Do note that the copy-assignment optimization only works when m_items already exists, so taking parameters to constructors by value is totally fine - the allocation would have to be performed either way.

TL;DR: Choose to add option 3. That is, have one overload for lvalues and one for rvalues. Option 2 forces copy construction instead of copy assignment, which can be more expensive (and is for std::string and std::vector)

_{† If you want to see benchmarks showing that option 2 can be a pessimization, at this point in the talk, Herb shows some benchmarks}

_{‡ We shouldn't have marked this as noexcept if std::vector's move-assignment operator wasn't noexcept. Do consult the documentation if you are using a custom allocator.
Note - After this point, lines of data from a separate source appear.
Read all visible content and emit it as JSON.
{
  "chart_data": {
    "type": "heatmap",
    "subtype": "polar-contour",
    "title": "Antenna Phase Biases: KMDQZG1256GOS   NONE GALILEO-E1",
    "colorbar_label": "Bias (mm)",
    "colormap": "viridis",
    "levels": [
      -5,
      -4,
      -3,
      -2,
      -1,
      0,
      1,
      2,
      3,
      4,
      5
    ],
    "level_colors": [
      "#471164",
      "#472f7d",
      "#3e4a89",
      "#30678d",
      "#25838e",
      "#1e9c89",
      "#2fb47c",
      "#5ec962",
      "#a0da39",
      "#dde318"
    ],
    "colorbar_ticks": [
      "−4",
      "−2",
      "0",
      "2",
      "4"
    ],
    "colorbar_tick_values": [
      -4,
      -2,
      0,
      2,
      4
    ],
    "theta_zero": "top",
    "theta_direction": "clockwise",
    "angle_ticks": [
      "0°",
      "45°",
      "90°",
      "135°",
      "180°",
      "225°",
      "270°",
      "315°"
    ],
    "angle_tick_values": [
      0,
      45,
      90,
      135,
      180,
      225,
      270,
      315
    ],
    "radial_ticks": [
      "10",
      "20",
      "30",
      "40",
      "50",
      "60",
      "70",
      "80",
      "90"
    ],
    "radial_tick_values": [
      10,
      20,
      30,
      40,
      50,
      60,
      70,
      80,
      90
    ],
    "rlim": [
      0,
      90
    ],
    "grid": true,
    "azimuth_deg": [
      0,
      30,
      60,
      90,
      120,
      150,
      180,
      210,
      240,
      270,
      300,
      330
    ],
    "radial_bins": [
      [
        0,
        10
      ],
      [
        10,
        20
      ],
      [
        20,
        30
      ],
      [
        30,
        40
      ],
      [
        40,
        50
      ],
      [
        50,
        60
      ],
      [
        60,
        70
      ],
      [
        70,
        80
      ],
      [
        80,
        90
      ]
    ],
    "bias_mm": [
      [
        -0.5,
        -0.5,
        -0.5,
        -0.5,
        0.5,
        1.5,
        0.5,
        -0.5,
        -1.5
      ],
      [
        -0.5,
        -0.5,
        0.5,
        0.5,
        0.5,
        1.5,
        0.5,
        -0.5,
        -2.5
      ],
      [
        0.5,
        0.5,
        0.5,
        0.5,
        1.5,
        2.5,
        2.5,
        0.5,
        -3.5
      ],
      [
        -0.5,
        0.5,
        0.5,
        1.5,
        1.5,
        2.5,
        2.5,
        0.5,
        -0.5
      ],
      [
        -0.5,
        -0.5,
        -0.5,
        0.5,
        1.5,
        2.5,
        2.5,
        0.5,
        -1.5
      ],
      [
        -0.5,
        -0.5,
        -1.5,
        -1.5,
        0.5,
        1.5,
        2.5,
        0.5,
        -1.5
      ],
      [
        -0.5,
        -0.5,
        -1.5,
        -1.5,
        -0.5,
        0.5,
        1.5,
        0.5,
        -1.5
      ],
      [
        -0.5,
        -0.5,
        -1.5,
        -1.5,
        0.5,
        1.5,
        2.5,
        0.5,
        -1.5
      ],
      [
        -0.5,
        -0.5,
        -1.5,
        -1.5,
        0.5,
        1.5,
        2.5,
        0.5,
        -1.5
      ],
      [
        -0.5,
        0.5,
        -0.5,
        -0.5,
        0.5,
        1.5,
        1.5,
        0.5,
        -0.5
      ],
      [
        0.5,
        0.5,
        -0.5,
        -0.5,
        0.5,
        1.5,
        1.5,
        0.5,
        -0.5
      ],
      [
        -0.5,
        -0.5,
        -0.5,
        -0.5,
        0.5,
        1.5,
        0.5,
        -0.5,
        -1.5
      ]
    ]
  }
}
As a rule of thumb, be aware that similar functions should only be marked noexcept if the type's move-assignment is noexcept}

回答3:

It depends on your usage patterns:

Option 1

Pros:

Responsibility is explicitly expressed and passed from the caller to the callee

Cons:

Unless the vector was already wrapped using a unique_ptr, this doesn't improve readability
Smart pointers in general manage dynamically allocated objects. Thus, your vector must become one. Since standard library containers are managed objects that use internal allocations for the storage of their values, this means that there are going to be two dynamic allocations for each such vector. One for the management block of the unique ptr + the vector object itself and an additional one for the stored items.

Summary:

If you consistently manage this vector using a unique_ptr, keep using it, otherwise don't.

Option 2

Pros:

This option is very flexible, since it allows the caller to decide whether he wan't to keep a copy or not:

std::vector<std::string> vec { ... };
Test t;
t.someFunction(vec); // vec stays a valid copy
t.someFunction(std::move(vec)); // vec is moved

When the caller uses std::move() the object is only moved twice (no copies), which is efficient.

Cons:

When the caller doesn't use std::move(), a copy constructor is always called to create the temporary object. If we were to use void someFunction(const std::vector<std::string> & items) and our m_items was already big enough (in terms of capacity) to accommodate items, the assignment m_items = items would have been only a copy operation, without the extra allocation.

Summary:

If you know in advance that this object is going to be re-set many times during runtime, and the caller doesn't always use std::move(), I would have avoided it. Otherwise, this is a great option, since it is very flexible, allowing both user-friendliness and higher performance by demand despite the problematic scenario.

Option 3

Cons:

This option forces the caller to give up on his copy. So if he wants to keep a copy to himself, he must write additional code:
```
std::vector<std::string> vec { ... };
Test t;
t.someFunction(std::vector<std::string>{vec});
```

Summary:

This is less flexible than Option #2 and thus I would say inferior in most scenarios.

Option 4

Given the cons of options 2 and 3, I would deem to suggest an additional option:

void someFunction(const std::vector<int>& items) {
    m_items = items;
}

// AND

void someFunction(std::vector<int>&& items) {
    m_items = std::move(items);
}

Pros:

It solves all the problematic scenarios described for options 2 & 3 while enjoying their advantages as well
Caller decided to keep a copy to himself or not
Can be optimized for any given scenario

Cons:

If the method accepts many parameters both as const references and/or rvalue references the number of prototypes grows exponentially

Summary:

As long as you don't have such prototypes, this is a great option.

回答4:

The current advice on this is to take the vector by value and move it into the member variable:

void fn(std::vector<std::string> val)
{
  m_val = std::move(val);
}

And I just checked, std::vector does supply a move-assignment operator. If the caller doesn't want to keep a copy, they can move it into the function at the call site: fn(std::move(vec));.